Before that, how do you get interested in Oceanography or in Science?
KKF: Well, that’s a good question. I studied Chemistry in college, and Russian.
Russian?
KKF: Yeah, I thought before I went to College I would study Art (she laughs). Then I thought to myself, “I’m not from a family with a lot of money, I should take Chemistry in case I need to do restoration of art works”, and then I enjoyed Chemistry and one summer I went to Woods Hole Oceanographic Institution for undergraduate experience and then I was hooked. I felt like I found my people (she laughs).
Do you paint or write?
KKF: I very much enjoy all kinds of arts. I’d need a few more lives in order to do all the things I’m interested in. I enjoy where I’ve landed in my career. It’s marvelous that we have a Writers and Artists Program, with an educational component. I really appreciate your participation in that [with the Joint Antarctic School Expedition]. Because it’s so difficult and so intense and very few people experience Antarctica that whole artists’ and writers’ perspective on things is really important.There’s a lot of complements that come together with what I do.

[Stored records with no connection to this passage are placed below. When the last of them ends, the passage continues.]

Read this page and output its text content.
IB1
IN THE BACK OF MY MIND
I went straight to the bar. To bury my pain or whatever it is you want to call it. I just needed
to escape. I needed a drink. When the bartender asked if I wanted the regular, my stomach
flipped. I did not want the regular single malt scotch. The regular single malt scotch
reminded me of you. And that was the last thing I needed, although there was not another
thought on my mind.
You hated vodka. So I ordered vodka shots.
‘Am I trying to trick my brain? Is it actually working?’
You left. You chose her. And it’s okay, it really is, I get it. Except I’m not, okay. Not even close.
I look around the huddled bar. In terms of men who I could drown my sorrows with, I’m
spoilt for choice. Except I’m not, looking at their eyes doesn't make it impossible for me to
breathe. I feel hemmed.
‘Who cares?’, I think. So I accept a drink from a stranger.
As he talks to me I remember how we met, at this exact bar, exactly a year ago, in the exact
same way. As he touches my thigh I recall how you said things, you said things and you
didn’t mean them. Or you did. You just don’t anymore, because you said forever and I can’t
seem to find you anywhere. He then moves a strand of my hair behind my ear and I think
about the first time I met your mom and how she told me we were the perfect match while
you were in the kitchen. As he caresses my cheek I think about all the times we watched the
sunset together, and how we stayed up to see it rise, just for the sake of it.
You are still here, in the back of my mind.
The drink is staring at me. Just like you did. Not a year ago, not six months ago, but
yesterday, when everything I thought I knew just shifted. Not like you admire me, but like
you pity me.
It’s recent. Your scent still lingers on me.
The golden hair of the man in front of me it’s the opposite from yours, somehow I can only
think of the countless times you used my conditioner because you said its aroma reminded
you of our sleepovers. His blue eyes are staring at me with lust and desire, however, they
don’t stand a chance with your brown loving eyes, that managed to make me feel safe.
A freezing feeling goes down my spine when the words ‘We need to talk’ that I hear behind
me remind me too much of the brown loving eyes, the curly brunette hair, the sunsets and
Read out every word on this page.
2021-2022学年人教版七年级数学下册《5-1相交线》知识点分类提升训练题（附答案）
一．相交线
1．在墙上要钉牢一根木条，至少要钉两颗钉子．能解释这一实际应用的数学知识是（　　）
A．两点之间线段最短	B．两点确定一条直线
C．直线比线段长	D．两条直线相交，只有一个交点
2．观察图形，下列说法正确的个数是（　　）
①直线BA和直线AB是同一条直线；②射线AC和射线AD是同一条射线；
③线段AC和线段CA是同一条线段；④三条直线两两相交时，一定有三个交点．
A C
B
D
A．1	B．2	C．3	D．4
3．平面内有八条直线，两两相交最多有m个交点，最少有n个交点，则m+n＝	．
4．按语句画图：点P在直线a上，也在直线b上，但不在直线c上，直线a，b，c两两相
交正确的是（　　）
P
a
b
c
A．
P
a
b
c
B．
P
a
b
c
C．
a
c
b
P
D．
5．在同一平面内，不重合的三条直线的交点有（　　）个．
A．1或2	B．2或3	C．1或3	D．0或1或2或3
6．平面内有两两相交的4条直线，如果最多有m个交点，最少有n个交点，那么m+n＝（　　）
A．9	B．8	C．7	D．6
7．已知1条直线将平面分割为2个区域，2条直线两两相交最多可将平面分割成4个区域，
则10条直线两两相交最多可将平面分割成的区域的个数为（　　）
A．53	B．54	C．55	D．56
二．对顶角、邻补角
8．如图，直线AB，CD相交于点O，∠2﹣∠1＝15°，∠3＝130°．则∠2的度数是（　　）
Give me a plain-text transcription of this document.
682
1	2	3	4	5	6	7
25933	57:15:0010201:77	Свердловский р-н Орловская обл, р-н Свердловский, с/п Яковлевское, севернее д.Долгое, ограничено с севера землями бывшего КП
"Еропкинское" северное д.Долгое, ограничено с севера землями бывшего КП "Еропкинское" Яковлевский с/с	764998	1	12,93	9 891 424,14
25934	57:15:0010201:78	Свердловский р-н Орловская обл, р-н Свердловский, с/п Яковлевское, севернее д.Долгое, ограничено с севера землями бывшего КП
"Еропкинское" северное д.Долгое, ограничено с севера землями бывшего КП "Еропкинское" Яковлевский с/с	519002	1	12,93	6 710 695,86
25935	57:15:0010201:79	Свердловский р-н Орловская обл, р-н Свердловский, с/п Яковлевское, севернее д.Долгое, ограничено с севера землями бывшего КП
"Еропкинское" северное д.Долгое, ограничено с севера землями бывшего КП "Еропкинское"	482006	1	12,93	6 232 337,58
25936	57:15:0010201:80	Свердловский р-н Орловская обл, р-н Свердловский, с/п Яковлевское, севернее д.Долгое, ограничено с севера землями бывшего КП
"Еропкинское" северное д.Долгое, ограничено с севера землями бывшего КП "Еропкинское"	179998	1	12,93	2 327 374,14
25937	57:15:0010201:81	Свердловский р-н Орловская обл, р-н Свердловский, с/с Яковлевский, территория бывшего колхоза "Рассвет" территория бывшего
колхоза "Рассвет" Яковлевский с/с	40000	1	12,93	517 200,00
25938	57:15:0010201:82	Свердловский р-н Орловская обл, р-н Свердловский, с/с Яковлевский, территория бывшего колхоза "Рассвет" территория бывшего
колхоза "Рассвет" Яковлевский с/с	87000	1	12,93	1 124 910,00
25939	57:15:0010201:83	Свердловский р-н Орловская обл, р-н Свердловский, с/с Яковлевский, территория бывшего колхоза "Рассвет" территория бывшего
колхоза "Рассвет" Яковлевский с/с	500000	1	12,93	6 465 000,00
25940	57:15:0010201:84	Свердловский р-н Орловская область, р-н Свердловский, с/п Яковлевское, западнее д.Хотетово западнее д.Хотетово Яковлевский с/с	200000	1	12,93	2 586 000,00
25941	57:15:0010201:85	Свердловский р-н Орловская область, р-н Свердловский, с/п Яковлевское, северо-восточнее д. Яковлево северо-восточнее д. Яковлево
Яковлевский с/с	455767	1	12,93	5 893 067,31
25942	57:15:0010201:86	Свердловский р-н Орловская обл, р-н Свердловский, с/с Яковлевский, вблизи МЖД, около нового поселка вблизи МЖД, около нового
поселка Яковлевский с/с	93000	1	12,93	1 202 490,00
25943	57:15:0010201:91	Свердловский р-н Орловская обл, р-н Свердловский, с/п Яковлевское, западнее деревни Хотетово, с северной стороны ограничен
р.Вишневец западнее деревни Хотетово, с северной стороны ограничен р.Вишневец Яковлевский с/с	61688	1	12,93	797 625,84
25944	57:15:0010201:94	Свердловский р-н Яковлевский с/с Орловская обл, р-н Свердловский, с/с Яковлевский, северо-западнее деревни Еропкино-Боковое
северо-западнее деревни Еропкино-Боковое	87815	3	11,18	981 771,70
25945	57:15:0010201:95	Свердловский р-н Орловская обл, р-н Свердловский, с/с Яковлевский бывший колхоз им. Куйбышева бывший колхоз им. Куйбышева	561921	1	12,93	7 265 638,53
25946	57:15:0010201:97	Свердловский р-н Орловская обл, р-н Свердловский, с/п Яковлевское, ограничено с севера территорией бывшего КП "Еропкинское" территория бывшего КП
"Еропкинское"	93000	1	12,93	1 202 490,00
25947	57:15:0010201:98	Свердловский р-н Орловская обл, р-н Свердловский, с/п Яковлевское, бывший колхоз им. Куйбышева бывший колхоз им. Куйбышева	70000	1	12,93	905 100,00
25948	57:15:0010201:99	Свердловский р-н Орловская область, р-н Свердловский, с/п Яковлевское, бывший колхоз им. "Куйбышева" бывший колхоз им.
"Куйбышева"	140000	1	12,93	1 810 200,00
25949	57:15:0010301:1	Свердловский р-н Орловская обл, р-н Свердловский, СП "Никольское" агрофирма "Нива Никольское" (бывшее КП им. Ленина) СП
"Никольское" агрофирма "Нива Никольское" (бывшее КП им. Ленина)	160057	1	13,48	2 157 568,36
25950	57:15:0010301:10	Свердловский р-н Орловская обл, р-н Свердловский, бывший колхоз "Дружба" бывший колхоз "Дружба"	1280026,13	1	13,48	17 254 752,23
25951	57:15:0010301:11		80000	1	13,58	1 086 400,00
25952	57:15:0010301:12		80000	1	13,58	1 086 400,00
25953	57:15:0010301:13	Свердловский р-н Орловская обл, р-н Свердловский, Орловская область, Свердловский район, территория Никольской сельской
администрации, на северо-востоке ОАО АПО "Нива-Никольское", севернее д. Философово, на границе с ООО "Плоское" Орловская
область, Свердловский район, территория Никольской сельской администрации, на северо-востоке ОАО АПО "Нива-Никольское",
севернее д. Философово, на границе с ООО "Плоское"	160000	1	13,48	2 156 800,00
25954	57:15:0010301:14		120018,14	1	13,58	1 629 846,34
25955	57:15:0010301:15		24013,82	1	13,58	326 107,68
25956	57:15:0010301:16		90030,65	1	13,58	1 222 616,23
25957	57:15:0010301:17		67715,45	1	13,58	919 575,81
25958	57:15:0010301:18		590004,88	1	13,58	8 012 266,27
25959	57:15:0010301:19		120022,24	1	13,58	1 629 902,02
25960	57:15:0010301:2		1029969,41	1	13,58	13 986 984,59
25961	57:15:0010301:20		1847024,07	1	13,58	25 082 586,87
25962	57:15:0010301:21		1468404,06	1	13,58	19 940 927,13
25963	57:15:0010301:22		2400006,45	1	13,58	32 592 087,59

How do you get involved in Antarctic Science?
KKF: I had an opportunity to go become what they call a Rotating Program Manager at nsf. They were very worried that things be done in a way that is free of conflicts of interests. So, for example, I should not be, as a Program Officer at nsf, giving money to someone because they’re my friends or because I know them. So they make firm rules about this. It turned out that I knew everybody in the Arctic and I worked closely with them and it was easier for them to have me work on Antarctic things so I thought, “Well, ok, I’ll try it”. I learned so much from it. I always wondered before why we have so much money in Antarctica when we could have more in the Arctic. Then I learned that it’s not really what we call “Zero-sum game”, both are extremely important, both affect our entire planet, so that’s a wonderful perspective to gain from that experience. That was a temporary position I had for 2 years to be a Program Officer in the Antarctic. Then I went back to my university and I never expected to go back to the nsf, but then they created a deputy position in the office and asked me to apply. Here I am (laughs).
What challenges you the most in your new position in Comnap?
KKF: A lot of things about Comnap work well. I work from a philosophy of “do no harm” (laughs), but, on the other hand, I feel we should challenge ourselves in Comnap to do a better job of bridging with the science. That would be the main theme I hope to bring to Comnap, that we are an operational focused group, but we should really try as best we can to find the common science drivers and to facilitate that, so facilitate international science collaboration through our operations. I would like to see us take more steps – there are so many of us working on the peninsula. What can we do better by working together? Those are the big questions I would like Comnap to work on.